Теперь вопрос: а когда, собственно, случился Взрыв, породивший роман? Ответ: во второй половине восьмидесятых, сразу вслед за Чернобылем. Ментальность сдетонировала; Последствия оказались гораздо круче, чем это можно было вообразить непосредственно во время события, частично заглушенного советскими СМИ. Что касается романа Толстой, то здесь оказался отсечен опыт последующих пятнадцати лет — независимо от того, насколько пристально писательница из своего американского далека следила за новой российской действительностью. Речь и о социальном опыте, и о литературном. Мне представляется, что игра Толстой со штампами массовой культуры, в частности, попсовой фантастики, на которую критика указывает как на признак современности текста, на самом деле и не игра вовсе, а результат непогруженности Толстой в окружающий масскульт. В своем аристократизме Толстая сама изобретает велосипед: мир мутантов для нее — не отсыл к блокбастеру, вряд ли способному произвести на Толстую сильное впечатление, но поле для собственной деятельности, независимо от присутствия кого-то еще. Способность не заметить братьев по разуму, которые уже успели, по выражению Набокова, «изгадить материал», — единственно возможный на сегодня способ писать хорошо, то есть делать качественные, в языковом отношении живые тексты, а не обслуживать наличествующие дискурсы. Для Толстой все в ее романном мире было ново и свежо; отсюда возникающее при чтении чувство разнообразия описанной действительности — что невозможно в мире блокбастера, какими спецэффектами его ни начини. Между прочим, если перечитать сегодня лучшую прозу из знаменитого экспериментального номера «Урала» (1988, № 1), можно убедиться, что она была хороша вследствие именно творческой наглости, с какой литераторы брались за безнадежное дело потеснить Набокова и Хаксли. В экспериментальном номере, кстати, присутствовала и фантастика; видимо, «Кысь» по каким-то глубинным параметрам соприродна именно этой прозе, а не игровым римейкам сегодняшнего дня, про которые утверждают, что вот они-то и есть настоящий современный русский роман.
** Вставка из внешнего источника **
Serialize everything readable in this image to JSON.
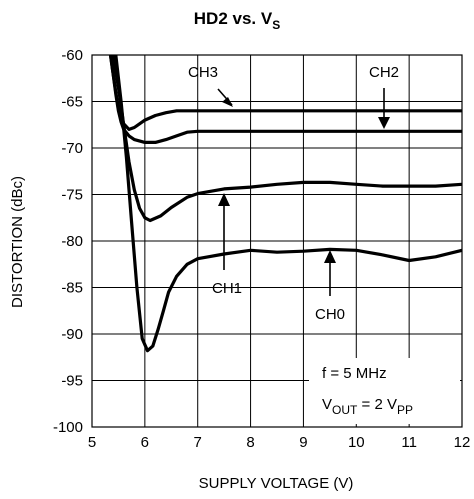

Таким образом, фиксация в той благоприятной точке, когда чужие, как классические, так и очень плохие тексты, еще не были разъедающей волю писателя агрессивной средой, придает «Кыси» известное достоинство. Но есть и проблемы. Глупо задаваться вопросом, почему писатель придумал такой мир, а не другой. Однако радиоактивное Берендеево царство, описанное в «Кыси», вызывает и чувство некоторой неловкости. Если следовать логике процессов и вдобавок слушать шестое чувство, как-то не очень верится, что мир после техногенной катастрофы может вернуться к русской фольклорной эстетике — разве что по случайности в живых останутся только артисты народного ансамбля песни и пляски да какие-нибудь деревенские певчие старухи. Думаю, что здесь сработала линейность исторического мышления, по которой впереди располагался коммунизм, а путь назад означал строго возврат к чему-то сарафанно-патриархальному и с неизбежной азиатчинкой. В середине восьмидесятых такая линейность была подсознательно свойственна всем, даже самым свободным гражданам несвободного общества, к каковым, несомненно, относилась Татьяна Толстая. Кстати: триста лет, прошедшие в романе с момента Взрыва, как раз дают путем обратного отсчета момент погружения в допетровскую историю, которой стилистика «Кыси» органично соответствует.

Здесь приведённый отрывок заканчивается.